Markets ended the week higher, with the S&P 500, Dow Jones Industrial Average, and NASDAQ all hitting new record highs, as investors looked ahead to this week’s Fed meeting where officials are expected to cut rates by 0.25%. Inflation and employment related data did little to refute that notion.
Inflation data released during the week pointed to continued upward pressure on prices but not alarmingly so. Measures of consumer inflation were generally in line with expectations while producer inflation was weaker than expected.

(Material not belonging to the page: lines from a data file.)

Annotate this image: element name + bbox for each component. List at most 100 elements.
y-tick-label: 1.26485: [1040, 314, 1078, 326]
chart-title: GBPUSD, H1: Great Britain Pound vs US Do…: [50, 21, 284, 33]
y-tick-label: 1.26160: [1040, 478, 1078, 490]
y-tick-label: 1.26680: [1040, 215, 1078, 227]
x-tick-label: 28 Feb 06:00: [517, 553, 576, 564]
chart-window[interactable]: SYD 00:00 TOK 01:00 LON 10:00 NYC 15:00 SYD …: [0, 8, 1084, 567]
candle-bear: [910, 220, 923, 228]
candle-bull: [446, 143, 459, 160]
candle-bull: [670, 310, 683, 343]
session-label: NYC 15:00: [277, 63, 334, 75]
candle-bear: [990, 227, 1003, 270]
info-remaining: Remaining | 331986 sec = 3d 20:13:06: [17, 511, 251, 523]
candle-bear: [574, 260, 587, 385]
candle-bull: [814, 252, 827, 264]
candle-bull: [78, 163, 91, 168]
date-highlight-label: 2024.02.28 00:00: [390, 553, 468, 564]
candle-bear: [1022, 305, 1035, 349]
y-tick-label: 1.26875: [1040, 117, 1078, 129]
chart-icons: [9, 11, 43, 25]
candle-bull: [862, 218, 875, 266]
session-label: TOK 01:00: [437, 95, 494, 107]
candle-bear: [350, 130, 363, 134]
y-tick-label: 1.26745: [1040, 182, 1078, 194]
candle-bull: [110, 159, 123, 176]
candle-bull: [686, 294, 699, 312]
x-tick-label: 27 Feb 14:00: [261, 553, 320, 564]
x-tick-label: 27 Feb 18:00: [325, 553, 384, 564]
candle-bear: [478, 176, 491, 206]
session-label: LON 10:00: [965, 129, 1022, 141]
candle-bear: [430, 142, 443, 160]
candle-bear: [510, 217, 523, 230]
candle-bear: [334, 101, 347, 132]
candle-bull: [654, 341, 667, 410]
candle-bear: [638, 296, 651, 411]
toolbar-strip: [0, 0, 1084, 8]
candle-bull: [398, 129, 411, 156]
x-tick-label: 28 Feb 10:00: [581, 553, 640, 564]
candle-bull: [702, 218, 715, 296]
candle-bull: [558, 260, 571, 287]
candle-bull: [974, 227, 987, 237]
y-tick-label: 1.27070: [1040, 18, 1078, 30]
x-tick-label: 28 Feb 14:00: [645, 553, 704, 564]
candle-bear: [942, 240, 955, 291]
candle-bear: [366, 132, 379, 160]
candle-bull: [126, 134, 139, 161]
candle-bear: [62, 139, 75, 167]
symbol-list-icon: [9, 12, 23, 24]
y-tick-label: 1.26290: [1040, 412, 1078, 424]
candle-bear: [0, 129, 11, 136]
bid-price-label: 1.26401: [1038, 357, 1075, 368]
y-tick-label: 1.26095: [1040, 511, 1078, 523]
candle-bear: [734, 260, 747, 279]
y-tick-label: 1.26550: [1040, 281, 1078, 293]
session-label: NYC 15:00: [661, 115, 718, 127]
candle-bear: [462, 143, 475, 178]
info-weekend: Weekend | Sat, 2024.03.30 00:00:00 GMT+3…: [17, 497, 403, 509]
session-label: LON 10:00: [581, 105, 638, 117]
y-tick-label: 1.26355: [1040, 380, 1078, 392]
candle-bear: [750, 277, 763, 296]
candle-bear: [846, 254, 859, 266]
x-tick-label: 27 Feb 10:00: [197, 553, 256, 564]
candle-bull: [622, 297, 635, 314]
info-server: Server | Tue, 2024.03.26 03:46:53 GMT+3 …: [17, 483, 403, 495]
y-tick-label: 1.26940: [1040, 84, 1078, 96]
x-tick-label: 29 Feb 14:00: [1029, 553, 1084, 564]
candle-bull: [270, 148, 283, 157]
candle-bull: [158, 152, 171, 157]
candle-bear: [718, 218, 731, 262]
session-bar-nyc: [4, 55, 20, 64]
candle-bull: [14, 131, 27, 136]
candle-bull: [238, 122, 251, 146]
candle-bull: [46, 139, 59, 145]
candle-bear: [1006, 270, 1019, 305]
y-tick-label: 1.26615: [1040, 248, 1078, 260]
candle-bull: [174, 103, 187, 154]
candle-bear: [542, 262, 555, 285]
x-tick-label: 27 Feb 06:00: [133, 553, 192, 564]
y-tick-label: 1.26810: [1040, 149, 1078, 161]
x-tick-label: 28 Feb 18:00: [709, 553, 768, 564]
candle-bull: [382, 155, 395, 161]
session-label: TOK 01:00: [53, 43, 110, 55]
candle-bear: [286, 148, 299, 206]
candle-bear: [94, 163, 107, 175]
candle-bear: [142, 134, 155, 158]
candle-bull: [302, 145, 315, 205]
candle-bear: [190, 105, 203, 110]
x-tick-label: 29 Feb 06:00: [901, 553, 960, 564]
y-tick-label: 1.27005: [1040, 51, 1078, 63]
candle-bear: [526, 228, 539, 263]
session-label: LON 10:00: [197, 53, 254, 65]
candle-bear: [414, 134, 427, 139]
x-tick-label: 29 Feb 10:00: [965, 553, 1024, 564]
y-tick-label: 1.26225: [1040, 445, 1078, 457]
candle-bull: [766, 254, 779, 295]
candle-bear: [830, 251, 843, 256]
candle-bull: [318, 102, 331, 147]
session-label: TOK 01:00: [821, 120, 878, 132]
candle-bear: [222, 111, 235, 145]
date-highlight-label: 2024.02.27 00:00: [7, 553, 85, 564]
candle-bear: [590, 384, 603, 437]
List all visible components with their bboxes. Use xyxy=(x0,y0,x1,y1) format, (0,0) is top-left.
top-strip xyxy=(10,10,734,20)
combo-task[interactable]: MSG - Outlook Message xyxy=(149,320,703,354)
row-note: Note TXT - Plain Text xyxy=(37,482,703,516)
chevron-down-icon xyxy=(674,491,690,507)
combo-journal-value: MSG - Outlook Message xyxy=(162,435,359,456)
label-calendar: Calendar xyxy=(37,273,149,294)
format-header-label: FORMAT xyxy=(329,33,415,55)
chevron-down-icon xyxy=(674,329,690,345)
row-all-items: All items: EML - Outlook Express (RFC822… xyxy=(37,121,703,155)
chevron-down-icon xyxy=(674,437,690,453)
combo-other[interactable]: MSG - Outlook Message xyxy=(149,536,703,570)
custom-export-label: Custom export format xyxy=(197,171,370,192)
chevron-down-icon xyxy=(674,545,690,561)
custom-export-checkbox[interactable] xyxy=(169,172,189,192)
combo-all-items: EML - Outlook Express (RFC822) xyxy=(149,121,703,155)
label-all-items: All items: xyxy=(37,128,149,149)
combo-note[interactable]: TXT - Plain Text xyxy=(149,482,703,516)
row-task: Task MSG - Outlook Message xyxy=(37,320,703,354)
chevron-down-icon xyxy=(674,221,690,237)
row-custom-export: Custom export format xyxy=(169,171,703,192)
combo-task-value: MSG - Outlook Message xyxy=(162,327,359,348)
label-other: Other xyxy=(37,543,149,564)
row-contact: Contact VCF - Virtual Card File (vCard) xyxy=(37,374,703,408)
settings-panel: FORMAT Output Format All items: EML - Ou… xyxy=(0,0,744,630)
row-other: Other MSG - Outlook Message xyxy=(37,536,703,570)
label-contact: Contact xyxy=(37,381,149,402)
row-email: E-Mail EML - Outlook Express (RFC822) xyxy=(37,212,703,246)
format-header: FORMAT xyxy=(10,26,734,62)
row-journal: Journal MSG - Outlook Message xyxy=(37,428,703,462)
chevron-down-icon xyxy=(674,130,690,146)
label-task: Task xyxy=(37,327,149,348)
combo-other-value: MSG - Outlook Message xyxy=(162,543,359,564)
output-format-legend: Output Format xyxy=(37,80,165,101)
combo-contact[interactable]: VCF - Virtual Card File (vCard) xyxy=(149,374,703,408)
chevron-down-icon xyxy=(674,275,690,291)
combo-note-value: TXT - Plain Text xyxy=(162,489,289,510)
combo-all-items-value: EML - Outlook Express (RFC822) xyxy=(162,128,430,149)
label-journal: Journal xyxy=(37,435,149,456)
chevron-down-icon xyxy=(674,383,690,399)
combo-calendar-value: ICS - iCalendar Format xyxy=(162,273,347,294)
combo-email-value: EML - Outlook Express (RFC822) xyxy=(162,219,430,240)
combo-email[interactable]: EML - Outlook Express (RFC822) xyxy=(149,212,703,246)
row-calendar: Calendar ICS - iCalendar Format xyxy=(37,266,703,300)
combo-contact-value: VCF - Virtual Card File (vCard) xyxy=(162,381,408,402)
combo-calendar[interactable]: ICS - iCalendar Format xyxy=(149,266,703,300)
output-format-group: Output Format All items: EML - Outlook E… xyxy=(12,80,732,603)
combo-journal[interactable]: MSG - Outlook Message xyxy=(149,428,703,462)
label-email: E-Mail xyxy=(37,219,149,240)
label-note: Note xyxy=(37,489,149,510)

Additional employment-related data released during the week corroborated other recent reports indicating deteriorating labor market conditions. On Tuesday, the Bureau of Labor Statistics (BLS) released it preliminary revisions to annual job growth for the 12 months ending March 2025, showing 911K (52%) fewer jobs were created than initially reported. The report, combined with other recent employment data, suggests labor market weakness has been more pervasive than previously realized.
With markets treating the announcement of a 0.25% rate cut following the Fed’s meeting on Wednesday as a foregone conclusion, markets will be more focused on what Fed Chair Jay Powell’s has to say at his post-meeting press conference. Specifically, markets will be eager to see if Powell provides any indication as to whether he sees the September rate cut as potentially the first of several in the months ahead or continues to espouse a more wait-and-see approach with respect to economic data particularly regarding inflation and employment.